Great Plains Studies, Center for

 

Date of this Version

Spring 1997

Citation

Great Plains Quarterly Vol. 17, No. 2, Spring 1997, pp. 152-53.

Comments

Copyright 1997 by the Center for Great Plains Studies, University of Nebraska-Lincoln

Abstract

This is a penetrating analysis of the "complicated melange of war hysteria, fear of anarchy and Bolshevism, postwar anomie, nativism, pietism, populism, and progressivism" that prompted serious assaults on parochial schools during the years following the first World War. Fired by zealots who feared an America awash in a sea of immigrants whose schools and churches (and especially those operated by Germans) were bulwarks of ethnic identity, the era produced concerted efforts in Nebraska, Oregon, Michigan, Hawaii, and Washington to shut parochial schools, create compulsory attendance statutes, and outlaw foreign language instruction and use. In the name of Americanism, cried the advocates of the movement, parochial schools and all they represented ought to be rooted out.

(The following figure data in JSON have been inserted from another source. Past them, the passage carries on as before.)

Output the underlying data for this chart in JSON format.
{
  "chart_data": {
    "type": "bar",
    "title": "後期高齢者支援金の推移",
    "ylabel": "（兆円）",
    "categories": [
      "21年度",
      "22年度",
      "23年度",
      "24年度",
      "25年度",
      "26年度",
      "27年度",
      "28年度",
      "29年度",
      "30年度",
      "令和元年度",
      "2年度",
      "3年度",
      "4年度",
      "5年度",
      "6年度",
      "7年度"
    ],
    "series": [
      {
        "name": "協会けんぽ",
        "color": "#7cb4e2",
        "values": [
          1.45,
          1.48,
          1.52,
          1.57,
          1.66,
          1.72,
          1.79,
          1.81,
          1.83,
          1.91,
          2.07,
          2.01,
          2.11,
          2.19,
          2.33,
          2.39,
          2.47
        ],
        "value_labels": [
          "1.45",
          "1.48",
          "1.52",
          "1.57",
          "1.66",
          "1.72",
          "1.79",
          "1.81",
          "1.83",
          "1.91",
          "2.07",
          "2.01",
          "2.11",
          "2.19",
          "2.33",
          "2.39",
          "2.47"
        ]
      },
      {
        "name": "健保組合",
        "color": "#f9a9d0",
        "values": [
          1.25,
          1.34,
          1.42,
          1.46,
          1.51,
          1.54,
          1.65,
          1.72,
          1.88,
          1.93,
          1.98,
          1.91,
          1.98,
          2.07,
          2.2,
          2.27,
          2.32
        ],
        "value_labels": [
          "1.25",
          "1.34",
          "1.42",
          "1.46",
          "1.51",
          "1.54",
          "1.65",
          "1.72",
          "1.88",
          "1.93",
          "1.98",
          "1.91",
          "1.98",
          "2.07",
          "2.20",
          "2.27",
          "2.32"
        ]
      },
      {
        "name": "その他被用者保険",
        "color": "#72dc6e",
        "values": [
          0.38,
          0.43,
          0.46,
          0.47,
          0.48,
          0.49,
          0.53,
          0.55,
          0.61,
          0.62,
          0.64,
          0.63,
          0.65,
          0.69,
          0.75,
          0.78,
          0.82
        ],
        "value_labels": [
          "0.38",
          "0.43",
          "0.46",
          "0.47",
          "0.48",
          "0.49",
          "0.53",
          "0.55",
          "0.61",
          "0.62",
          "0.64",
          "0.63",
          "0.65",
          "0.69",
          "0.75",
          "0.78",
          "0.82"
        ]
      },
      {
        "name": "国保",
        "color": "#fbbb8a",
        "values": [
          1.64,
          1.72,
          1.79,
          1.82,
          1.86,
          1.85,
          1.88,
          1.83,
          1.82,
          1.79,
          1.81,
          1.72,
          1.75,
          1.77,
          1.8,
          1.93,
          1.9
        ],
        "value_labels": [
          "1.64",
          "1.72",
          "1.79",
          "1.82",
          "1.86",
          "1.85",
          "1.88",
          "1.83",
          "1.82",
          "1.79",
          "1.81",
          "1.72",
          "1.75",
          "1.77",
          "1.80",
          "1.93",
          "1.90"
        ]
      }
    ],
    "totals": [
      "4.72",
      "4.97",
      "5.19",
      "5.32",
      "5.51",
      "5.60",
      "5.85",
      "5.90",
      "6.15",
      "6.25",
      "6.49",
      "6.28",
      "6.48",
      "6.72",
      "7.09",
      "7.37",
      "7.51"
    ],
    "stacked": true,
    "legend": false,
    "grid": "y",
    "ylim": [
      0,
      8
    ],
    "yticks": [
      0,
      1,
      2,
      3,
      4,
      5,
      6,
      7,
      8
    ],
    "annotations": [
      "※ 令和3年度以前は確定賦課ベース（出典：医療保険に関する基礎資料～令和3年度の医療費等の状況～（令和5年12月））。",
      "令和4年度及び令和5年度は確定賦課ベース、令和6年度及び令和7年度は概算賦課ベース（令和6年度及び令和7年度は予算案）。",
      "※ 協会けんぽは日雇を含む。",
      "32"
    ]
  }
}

But as Ross suggests, more was at issue than fear of German-language schools. Language seemed a paradigm for culture and race, and in the crucible of a war in which government and press depicted Germans as relentless savages, parochial schools were assailed as dens of kaiserism. Advocates saw this as the moment they might finally take firm control of the nation's cultural and ethnic destiny. After all, as Iowa governor William L. Harding declared in 1918, "God is listening only to the English tongue." And when he and his ilk got through, he boasted, that was how matters would remain.

Opponents of the nativists understood clearly that fundamental civil liberties teetered in the balance. If states could employ their police power to destroy parochial schools, where might the assault on ethnic minorities end? The prospects were chilling. Thus the three cases to which Ross pays closest attention (Meyer v. Nebraska; Pierce v. Society of Sis - ters; and Farrington v. Tokushige) set the framework for a much broader discussion of the Fourteenth Amendment's due process clause, the police power of the state, and ultimately the proposition that "democratic values and ethnicity were not mutually exclusive."

In the end the attacks failed, and the Supreme Court disavowed the various statr cases in language that continues to inform high court decisions to this day. Meyer, Pierce, and Farrington presaged "the emergence of the Supreme Court as a persistent guardian of personal liberties," Ross concludes, and affirmed that citizens have certain rights under the Fourteenth Amendment that must be respected by the states.

This is a compelling discussion of legal history and the social and ethnic questions the parochial school cases raised. Legal scholars and social historians alike will find much to ponder here. Ross's discussions of nativism, and of the broader context from which the school cases emerged, is fascinating. Deeply researched, smartly written, and forcefully argued, this is an important book.